Il direttore generale di Latte Busche, Antonio Bortoli, è allineato. «La nostra àncora di salvezza sono i formaggi tipici, irripetibili all’estero, ma che non riescono a raggiungere gli scaffali della Gdo. All’estero la distribuzione italiana non c’è; nei nostri ipermercati, invece, le reti di Germania e Francia piazzano quantità enormi dei loro prodotti di fascia medio-bassa». «In Veneto abbiamo tre realtà cooperative che sono gioielli – è lo sguardo esterno di Terenzio Borga, presidente dell’Associazione dei produttori veneti (Aprolav) – purtroppo non dialogano e se siamo ancora fermi a trent’anni fa, nonostante le otto ‘Dop’ che possiamo vantare in Veneto, la responsabilità è anche nostra. Il consumatore apprezza la qualità e i prodotti nazionali, ma non vuole più strapagarli. E di fronte a questo scenario, per recuperare margini, bisogna per forza recuperare in efficienza».
«Massa critica» è l’espressione chiave alla quale fa riferimento anche Fabrizio Stella, direttore generale dell’Agenzia regionale veneta per i pagamenti in agricoltura (Avepa), che qualche idea su come il comparto potrebbe intanto muoversi l’ha messa nero su bianco. La premessa non può non prescindere dalle dimensioni delle tre principali cooperative. Busche, Soligo e Vicentine fatturano assieme 240 milioni (la proporzione ad esempio con Lactalis è presto detta e spietata: il colosso francese, proprietario fra gli altri di Parmalat, Galbani e Invernizzi, produce ricavi per 17 miliardi).
«È fondamentale – sostiene Stella – che questi sistemi di cooperazione, i tre principali ma anche altri, decidano di mettersi assieme e non ritardare più oltre la decisione di aderire ad un progetto di aggregazione. Come? La mia idea è quella della creazione di una holding in cui convergono partecipazioni di aziende di raccolta e trasformazione del latte, di società che si occupano di commercio e marketing e infine di soggetti impegnati in innovazione e ricerca su nuovi prodotti e proteine».
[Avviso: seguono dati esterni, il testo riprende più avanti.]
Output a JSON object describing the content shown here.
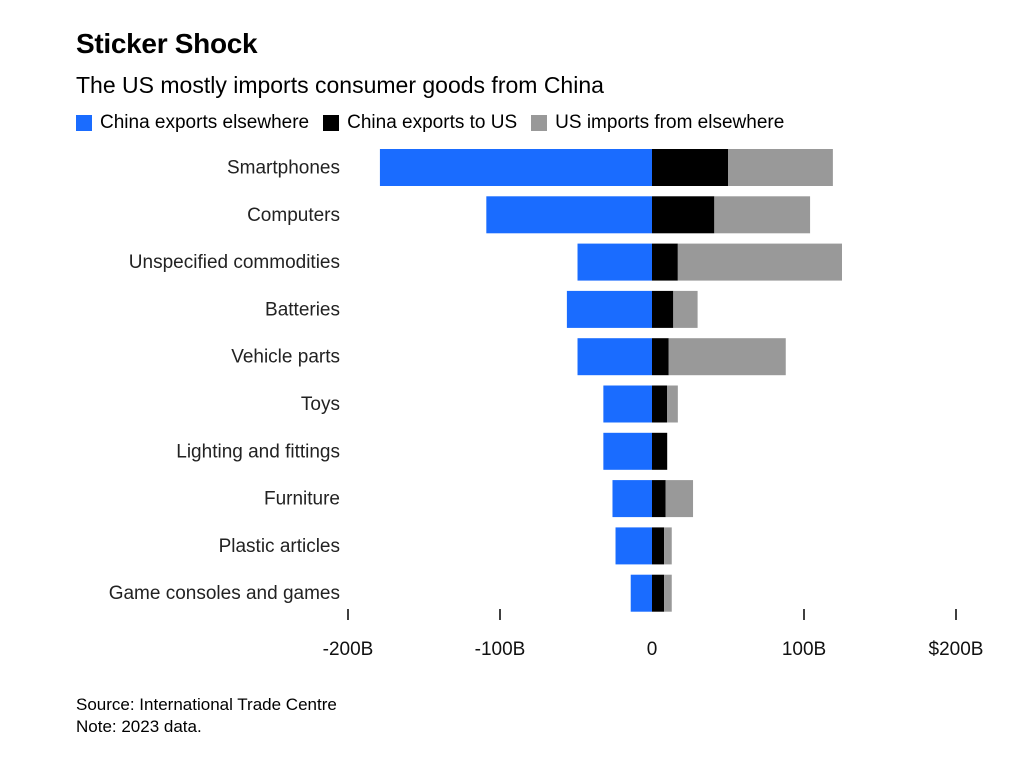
{
  "header": {
    "title": "Sticker Shock",
    "subtitle": "The US mostly imports consumer goods from China"
  },
  "legend": [
    {
      "label": "China exports elsewhere",
      "color": "#1a6cff"
    },
    {
      "label": "China exports to US",
      "color": "#000000"
    },
    {
      "label": "US imports from elsewhere",
      "color": "#999999"
    }
  ],
  "footer": {
    "source": "Source: International Trade Centre",
    "note": "Note: 2023 data."
  },
  "chart_data": {
    "type": "bar",
    "orientation": "horizontal",
    "stacked": "diverging",
    "categories": [
      "Smartphones",
      "Computers",
      "Unspecified commodities",
      "Batteries",
      "Vehicle parts",
      "Toys",
      "Lighting and fittings",
      "Furniture",
      "Plastic articles",
      "Game consoles and games"
    ],
    "series": [
      {
        "name": "China exports elsewhere",
        "color": "#1a6cff",
        "values": [
          -179,
          -109,
          -49,
          -56,
          -49,
          -32,
          -32,
          -26,
          -24,
          -14
        ]
      },
      {
        "name": "China exports to US",
        "color": "#000000",
        "values": [
          50,
          41,
          17,
          14,
          11,
          10,
          10,
          9,
          8,
          8
        ]
      },
      {
        "name": "US imports from elsewhere",
        "color": "#999999",
        "values": [
          69,
          63,
          108,
          16,
          77,
          7,
          0,
          18,
          5,
          5
        ]
      }
    ],
    "xlim": [
      -200,
      200
    ],
    "xticks": [
      {
        "value": -200,
        "label": "-200B"
      },
      {
        "value": -100,
        "label": "-100B"
      },
      {
        "value": 0,
        "label": "0"
      },
      {
        "value": 100,
        "label": "100B"
      },
      {
        "value": 200,
        "label": "$200B"
      }
    ],
    "legend_position": "top-left",
    "grid": false
  }
}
Un altro filone importante dell’attività della progettata holding, per il momento chiamata «Star latte veneto holding», è quello della ‘bioeconomia’, cioè dell’individuazione di fonti di reddito collegate al riuso delle materie di scarto. Creare una bioraffineria, ossia il centro in cui tutti i prodotti primari e secondari delle attività agricole sono processati in modo integrato, per ottenere prodotti ad altissimo valore aggiunto (ad esempio l’essiccazione del siero per il suo reimpiego in segmenti come quello farmaceutico, secondo una linea di business già evoluta in altre parti d’Europa) e dell’autonomia energetica (prioritariamente l’impulso allo sfruttamento delle biomasse).
«Per il momento ne ho parlato solo con Agriform (il consorzio di secondo grado che commercia i formaggi dop, ndr) e il Consorzio agrario lombardo veneto – conclude Stella -. Presto cercherò un confronto più ampio con operatori di alto profilo. Le linee di finanziamento, peraltro, attraverso il Fondo strategico Italiano (Fsi) e l’Istituto per i servizi del mercato agricolo (Ismea), potrebbero già essere disponibili».